AI Mengubah Cara Belajar dan Mengajar Secara Revolusioner
Menurut Jusuf Kalla, AI memberikan perubahan signifikan pada metode belajar, penilaian, dan pengajaran di sekolah. Siswa kini seringkali lebih memahami teknologi canggih ini, bahkan bisa lebih pintar dibanding master mereka.

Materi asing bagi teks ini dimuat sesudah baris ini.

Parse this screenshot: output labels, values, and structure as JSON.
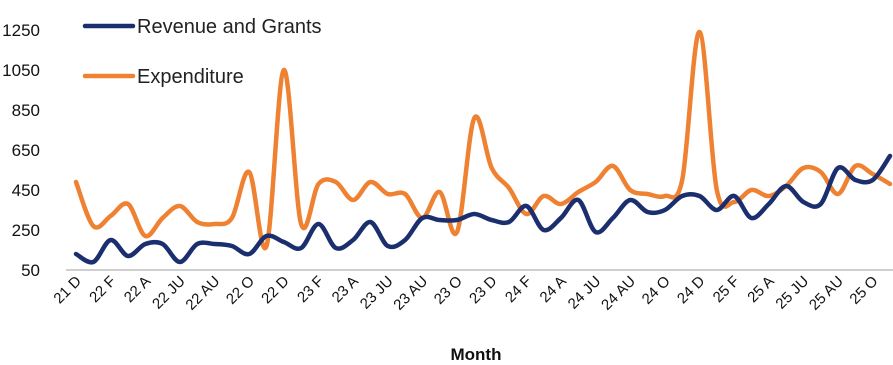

Selama 5-10 tahun mendatang, transformasi ini diperkirakan akan menjadi semakin revolusioner dan menyeluruh.
Tantangan Besar bagi Expert
Expert dituntut untuk beradaptasi dengan teknologi yang semakin maju. Jangan sampai metode konvensional membuat proses belajar tidak relevan lagi. Jusuf Kalla menekankan pentingnya master menjadi lebih pintar dan kreatif untuk mengimbangi kecerdasan siswa dan memberikan pengarahan yang tepat.
Kiat Menghadapi Age AI dalam Pendidikan
Expert perlu mengembangkan kemampuan logika dan akal sehat sebagai fondasi utama dalam pembelajaran, mengingat AI hanyalah alat bantu. Mereka juga harus bersikap terbuka, terus belajar, dan mendorong siswa untuk berpikir kritis serta kreatif.
Prediksi Masa Depan Pendidikan
Tulisan tangan dan penggunaan kertas di sekolah diprediksi akan tergantikan oleh materi digital yang tersimpan di gizmo seperti ponsel pintar atau laptop computer. Meskipun demikian, master harus tetap memegang kendali agar penggunaan teknologi tidak menghilangkan kreativitas dan logika siswa.
Pentingnya Kontrol Penggunaan Gawai di Sekolah
Menurut Jusuf Kalla, pengawasan ketat diperlukan agar penggunaan gawai mendukung tujuan pembelajaran dan tidak mengganggu atau menimbulkan ketergantungan yang berlebihan.